Radial, la filiale américaine de bpost, a été la cible d'un rançongiciel. ©doc

Bpost a une deuxième fois bluffé le marché, en l'espace de quelques mois, en publiant des résultats trimestriels supérieurs aux attentes et en relevant ses prévisions annuelles.

Bis repetita placent. Les choses répétées plaisent. Tout comme au mois d’août, bpost a dévoilé mercredi des chiffres trimestriels supérieurs aux attentes du marché. Mêmes causes, mêmes effets, le titre s’est envolé de 10%, à la différence qu’au mois d’août, l’opérateur avait aussi annoncé la suppression de son dividende.

"Les résultats du 3e trimestre de bpost ont affiché une rentabilité incroyablement solide, malgré des revenus marginalement plus élevés que prévu", applaudit Thomas Couvreur de KBC Securities ("acheter").

Les revenus opérationnels ont, en effet, atteint 973 millions d’euros en hausse de 10,4% tandis que l’ebit ajusté a, lui, presque doublé passant de 38,3 millions d’euros à 69,5 millions d’euros, soit près de 25 millions de plus qu’anticipé par le consensus.

Targets relevés

Dans la foulée, l’opérateur postal s’est payé le luxe de relever ses prévisions et table désormais sur un ebit ajusté de 270 millions d’euros au minimum contre une fourchette comprise entre 240 et 270 millions d’euros auparavant.

"Bien que le déclin structurel du courrier en raison de la substitution électronique va perdurer, la croissance des colis est désormais assez puissante pour le compenser."
Frank Claassen
Analyste chez Degroof Petercam

Bpost attribue cette augmentation abrupte à la croissance fulgurante des volumes de colis traités par le réseau du courrier, rappelle l’analyste. "Après un 2e trimestre particulièrement bon, les chiffres de la rentabilité continuent de surprendre." Compte tenu du nouveau confinement en Belgique et de ces résultats, Thomas Couvreur a relevé son objectif de cours à 11 euros contre 9 euros avant.
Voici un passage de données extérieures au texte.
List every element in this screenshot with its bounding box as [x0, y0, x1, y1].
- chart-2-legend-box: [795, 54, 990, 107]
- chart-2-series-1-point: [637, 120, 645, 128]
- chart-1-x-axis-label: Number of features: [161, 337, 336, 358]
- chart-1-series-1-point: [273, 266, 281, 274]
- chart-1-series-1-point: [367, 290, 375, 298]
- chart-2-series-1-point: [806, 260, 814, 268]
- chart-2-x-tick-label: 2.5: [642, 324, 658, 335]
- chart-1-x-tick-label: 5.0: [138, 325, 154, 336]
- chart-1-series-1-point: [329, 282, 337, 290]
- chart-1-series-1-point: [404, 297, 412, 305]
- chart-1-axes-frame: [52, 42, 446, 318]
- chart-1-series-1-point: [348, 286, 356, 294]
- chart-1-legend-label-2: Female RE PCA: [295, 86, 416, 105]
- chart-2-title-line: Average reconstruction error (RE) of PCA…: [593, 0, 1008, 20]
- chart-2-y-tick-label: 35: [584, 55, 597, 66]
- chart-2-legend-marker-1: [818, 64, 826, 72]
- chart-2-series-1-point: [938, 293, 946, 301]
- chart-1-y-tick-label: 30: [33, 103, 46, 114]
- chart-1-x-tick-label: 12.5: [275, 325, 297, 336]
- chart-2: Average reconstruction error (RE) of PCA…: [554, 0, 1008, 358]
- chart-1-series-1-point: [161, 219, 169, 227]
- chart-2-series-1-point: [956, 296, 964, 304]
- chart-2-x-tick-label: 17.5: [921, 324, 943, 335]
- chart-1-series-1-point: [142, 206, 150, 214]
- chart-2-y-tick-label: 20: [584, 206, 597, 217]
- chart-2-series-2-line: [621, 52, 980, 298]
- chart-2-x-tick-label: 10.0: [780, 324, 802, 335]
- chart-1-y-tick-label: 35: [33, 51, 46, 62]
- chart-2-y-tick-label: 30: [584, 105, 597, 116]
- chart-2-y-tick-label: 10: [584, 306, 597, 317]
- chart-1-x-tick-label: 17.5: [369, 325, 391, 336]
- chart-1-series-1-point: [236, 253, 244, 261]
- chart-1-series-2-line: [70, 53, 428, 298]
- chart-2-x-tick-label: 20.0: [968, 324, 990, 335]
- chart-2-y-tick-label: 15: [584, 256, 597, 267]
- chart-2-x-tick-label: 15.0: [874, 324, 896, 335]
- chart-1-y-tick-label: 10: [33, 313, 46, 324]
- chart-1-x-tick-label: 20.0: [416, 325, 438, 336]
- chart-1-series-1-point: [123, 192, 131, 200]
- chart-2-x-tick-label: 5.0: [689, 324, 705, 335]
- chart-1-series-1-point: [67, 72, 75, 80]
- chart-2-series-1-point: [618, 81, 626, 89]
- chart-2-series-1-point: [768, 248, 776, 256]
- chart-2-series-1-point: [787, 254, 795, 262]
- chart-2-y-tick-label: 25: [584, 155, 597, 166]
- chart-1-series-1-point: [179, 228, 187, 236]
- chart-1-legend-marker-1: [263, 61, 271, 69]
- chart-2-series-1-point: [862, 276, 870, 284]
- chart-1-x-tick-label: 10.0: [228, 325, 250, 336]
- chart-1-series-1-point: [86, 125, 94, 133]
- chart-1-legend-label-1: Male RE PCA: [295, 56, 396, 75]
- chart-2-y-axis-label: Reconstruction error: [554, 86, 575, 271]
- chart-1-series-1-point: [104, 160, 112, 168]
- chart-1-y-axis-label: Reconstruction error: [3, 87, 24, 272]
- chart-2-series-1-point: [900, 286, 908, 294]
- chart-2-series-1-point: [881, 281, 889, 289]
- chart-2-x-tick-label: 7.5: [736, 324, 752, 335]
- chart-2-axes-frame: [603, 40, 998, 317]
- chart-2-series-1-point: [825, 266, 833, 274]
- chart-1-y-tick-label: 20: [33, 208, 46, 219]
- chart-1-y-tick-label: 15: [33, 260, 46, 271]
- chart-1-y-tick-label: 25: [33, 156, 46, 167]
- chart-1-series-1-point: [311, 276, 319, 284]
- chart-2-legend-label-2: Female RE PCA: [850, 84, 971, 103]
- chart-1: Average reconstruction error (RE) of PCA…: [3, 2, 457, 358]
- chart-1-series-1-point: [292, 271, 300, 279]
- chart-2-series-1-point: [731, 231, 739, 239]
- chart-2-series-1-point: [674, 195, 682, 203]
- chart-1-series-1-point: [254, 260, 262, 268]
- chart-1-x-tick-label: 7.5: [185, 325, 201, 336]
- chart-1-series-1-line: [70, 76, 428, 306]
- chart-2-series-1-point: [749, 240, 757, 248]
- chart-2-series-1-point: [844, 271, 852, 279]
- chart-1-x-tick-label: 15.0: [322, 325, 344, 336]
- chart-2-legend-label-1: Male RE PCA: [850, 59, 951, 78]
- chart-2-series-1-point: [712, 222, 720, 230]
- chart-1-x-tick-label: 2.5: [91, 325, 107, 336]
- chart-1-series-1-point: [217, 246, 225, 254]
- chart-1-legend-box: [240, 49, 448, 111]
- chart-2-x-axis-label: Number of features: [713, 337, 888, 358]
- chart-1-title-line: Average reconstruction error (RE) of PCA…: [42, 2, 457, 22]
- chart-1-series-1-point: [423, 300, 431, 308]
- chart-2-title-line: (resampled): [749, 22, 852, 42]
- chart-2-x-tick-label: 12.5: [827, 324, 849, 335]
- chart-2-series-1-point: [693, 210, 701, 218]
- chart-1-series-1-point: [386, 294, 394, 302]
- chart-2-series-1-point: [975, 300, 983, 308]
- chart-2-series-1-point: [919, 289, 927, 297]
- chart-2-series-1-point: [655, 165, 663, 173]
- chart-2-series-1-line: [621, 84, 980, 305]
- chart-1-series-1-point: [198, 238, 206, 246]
"Bien que le déclin structurel du courrier en raison de la substitution électronique va perdurer, la croissance des colis est désormais assez puissante pour le compenser", estime, de son côté,  Frank Claassen de Degroof Petercam. Il relève que, malgré la fin du confinement, la progression des colis au troisième trimestre est restée soutenue, les clients découvrant les avantages du commerce en ligne. Il a également majoré son target à 10,5 euros contre 9 euros avant. Son conseil reste à "acheter".

8 décembre

270
millions d'euros
Pour 2020, bpost table désormais sur un ebit ajusté de 270 millions d'euros minimum.

Marc Zwartsenburg d’ING ("conserver"; 8,25 euros), pour sa part, salue également la performance, mais avec un petit bémol. Les résultats sont globalement solides, reconnaît-il, avec un revers toutefois au niveau de Radial - la filiale de bpost a été victime d’un rançongiciel - qui, bien qu’assuré, pourrait peser sur la clientèle et cela en raison d’une atteinte à la réputation.

Notons, enfin, que SocGen a intégré bpost dans sa liste d’achat avec un target de 9,9 euros.

Prochain rendez-vous le 8 décembre avec la présentation des nouvelles orientations stratégiques du groupe.